The first program we implemented was our Estuary Explorers Summer Camp in the summer of 2020. We provided interactive virtual classrooms over Zoom for three days a week and capped the week off with a field trip to Capitol Land Trust’s (CLT) Inspiring Kids Preserve (IKP), a CLT owned property on Henderson Inlet in the South Sound, dedicated to educating kids about estuarine habitats and restoration. To adhere to state and local COVID-19 safety guidelines, Clubhouse and Estuarium staff worked hard to keep campers socially distanced and masked at IKP. Some of these trips included up to 18 campers, which required us to divide them into two groups and stagger the timing of their visits so the groups didn’t overlap.

During the 2020–2021 school year, we were unable to be in person with students except for occasional visits by our Education Coordinator to the 21st CCLC site schools where she conducted STEM after-school program activities for the kids with the help of TOGETHER! Clubhouse staff. Most of the STEM after-school program and our Spring Tide Camp were conducted virtually over Zoom with one in-person field trip during Spring Tide Camp. We provided take home estuary education and experimentation kits exploring subjects like marine biodiversity and human impacts, including the impacts of anthropogenic climate change on the South Sound.

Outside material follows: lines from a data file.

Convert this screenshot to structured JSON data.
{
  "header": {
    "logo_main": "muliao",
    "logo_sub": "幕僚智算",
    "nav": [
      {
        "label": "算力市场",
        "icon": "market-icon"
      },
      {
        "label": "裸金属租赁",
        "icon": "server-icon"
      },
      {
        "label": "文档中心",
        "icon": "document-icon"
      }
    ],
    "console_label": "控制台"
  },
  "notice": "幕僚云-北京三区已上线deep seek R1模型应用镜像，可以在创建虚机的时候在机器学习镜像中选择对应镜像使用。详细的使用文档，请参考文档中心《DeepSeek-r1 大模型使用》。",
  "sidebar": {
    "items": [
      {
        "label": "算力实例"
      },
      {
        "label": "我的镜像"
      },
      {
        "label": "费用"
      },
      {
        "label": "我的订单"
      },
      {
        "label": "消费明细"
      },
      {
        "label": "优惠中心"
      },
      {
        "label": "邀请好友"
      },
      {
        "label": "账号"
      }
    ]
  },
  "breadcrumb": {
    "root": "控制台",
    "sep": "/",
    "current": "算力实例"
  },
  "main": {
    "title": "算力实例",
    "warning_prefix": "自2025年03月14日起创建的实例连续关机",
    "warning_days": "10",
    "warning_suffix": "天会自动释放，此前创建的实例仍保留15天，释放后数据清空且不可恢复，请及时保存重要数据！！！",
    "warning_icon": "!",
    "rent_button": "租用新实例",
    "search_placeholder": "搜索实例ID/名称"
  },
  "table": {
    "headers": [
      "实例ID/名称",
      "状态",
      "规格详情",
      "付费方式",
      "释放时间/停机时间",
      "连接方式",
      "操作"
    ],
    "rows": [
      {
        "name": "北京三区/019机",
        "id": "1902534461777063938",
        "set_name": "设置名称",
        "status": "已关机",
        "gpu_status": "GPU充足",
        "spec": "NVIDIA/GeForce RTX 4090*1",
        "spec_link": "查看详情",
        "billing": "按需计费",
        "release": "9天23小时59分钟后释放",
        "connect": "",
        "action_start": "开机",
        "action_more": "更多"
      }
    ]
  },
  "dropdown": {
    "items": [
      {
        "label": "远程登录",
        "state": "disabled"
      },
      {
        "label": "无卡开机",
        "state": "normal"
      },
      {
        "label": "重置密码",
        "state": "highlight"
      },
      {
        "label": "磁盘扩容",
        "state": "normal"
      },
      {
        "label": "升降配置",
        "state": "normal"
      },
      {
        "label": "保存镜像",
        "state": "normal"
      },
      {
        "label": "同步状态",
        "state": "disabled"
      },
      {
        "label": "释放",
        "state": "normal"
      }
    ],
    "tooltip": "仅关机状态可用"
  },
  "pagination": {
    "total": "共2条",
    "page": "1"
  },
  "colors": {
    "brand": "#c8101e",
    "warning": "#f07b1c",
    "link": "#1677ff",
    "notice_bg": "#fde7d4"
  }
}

A group of kids sitting in a forest.

This summer, we are finally able to provide our summer camps in person! Three days a week, campers are bused from their 21st CCLC site schools to the Estuarium facility for camp. The other 2 days, campers are bused to field trip locations at Tolmie State Park on Nisqually Reach and IKP for hands-on STEM watershed education in the field! With recent upticks in COVID-19 cases in our state, we don’t yet know what this fall will bring in terms of virtual, hybrid, or in-person instruction for our 21st CCLC site schools. What we do know is that Puget Sound Estuarium will be there for these students in 2021–2022, in whatever capacity possible, to continue to offer STEM educational experiences about the estuarine environment of the South Sound.